Mum forced to live in car after council evicted her for refusing move to new town


A disabled mum and her daughter are sleeping in their car – after refusing to accept a council’s offer of housing.

Pauline Roye, 62, and her daughter Nashstacia Gayle, 28, were kicked out of their house by a council on September 23.

Ms Roye had told Lewisham London Borough Council her house had mouldy bedrooms, which caused her breathing problems and meant she had to sleep on a mattress in the kitchen, reports MyLondon. 

The authority, a Labour stronghold, subsequently gave her the option of moving into a temporary house in Ilford, east London – an hour away from the borough on public transport.

However, Ms Roye, who is awaiting a knee replacement and can’t walk without assistance, rejected the offer because she would struggle to reach hospital appointments in south London. The council disagreed and said that as Ms Roye had refused “a reasonable offer of interim temporary accommodation” it no longer had a responsibility to house her.

Lewisham Council is now reviewing Ms Roye’s case and is looking to make her a new offer of temporary accommodation. But until it makes a decision, she and her daughter are left not knowing where they will be sleeping every night.

Ms Roye, who has lived in Lewisham, southeast London, for more than 20 years, said: “I don’t know where I am from one day to the next. It’s not a way to live. If we don’t find a place tonight then we’re going to have to sleep in the car in Lewisham Shopping Centre car park.

“They [Lewisham] say I can travel 90 minutes for an appointment at the hospital, but I can’t take a bus or train. I have to take patient transport. I can’t walk without assistance. I’m just asking for them to look at my health.”

Ms Roye and Nashstacia moved into the temporary house near Lewisham after their previous landlord evicted them. Ms Roye fell behind on rent payments during the pandemic when she was forced to close her Jamaican street food stall at Lower Marsh market in Waterloo, central London.

Over the months that followed her health deteriorated and by the time lockdown restrictions were easing, Ms Roye was unable to work due to inflammatory arthritis in her knee. Her daughter paid what she could, but she only worked part-time hours at the time and the family fell further into arrears.
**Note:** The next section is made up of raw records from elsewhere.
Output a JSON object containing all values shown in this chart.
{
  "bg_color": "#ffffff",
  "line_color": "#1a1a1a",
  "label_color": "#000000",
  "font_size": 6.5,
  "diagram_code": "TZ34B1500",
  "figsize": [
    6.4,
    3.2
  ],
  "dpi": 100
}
When Lewisham Council said they could move into the temporary house in Catford on September 14, they were thankful. But their relief soon turned to horror as they discovered the state of the property.

Ms Roye said: “There was mould everywhere. They had painted over it but we couldn’t breathe in the bedrooms. It was like being in a drain. I caught a cough.

“We ended up having to drag a mattress into the kitchen and sleep there because it was the only place we could breathe. The freezer didn’t work and it defrosted, ruining all our food in the fridge. There was a step up to the front door which I couldn’t do without help.”

Ms Roye turned to the council staff for help and they offered her the flat over an hour away in Ilford, which she explained wasn’t suitable. But council staff weren’t sympathetic. In one email exchange, a staff member accused Ms Roye of “bombarding” the council with emails after she complained about the accommodation offered.

A Lewisham Council spokesperson said: “We have been reviewing Ms Roye’s case and will be looking to make her a new offer of temporary accommodation, in line with our Location Priority Policy.” We expect all members of staff to be polite and professional when supporting residents with their housing needs and are investigating the comments made towards Ms Roye.”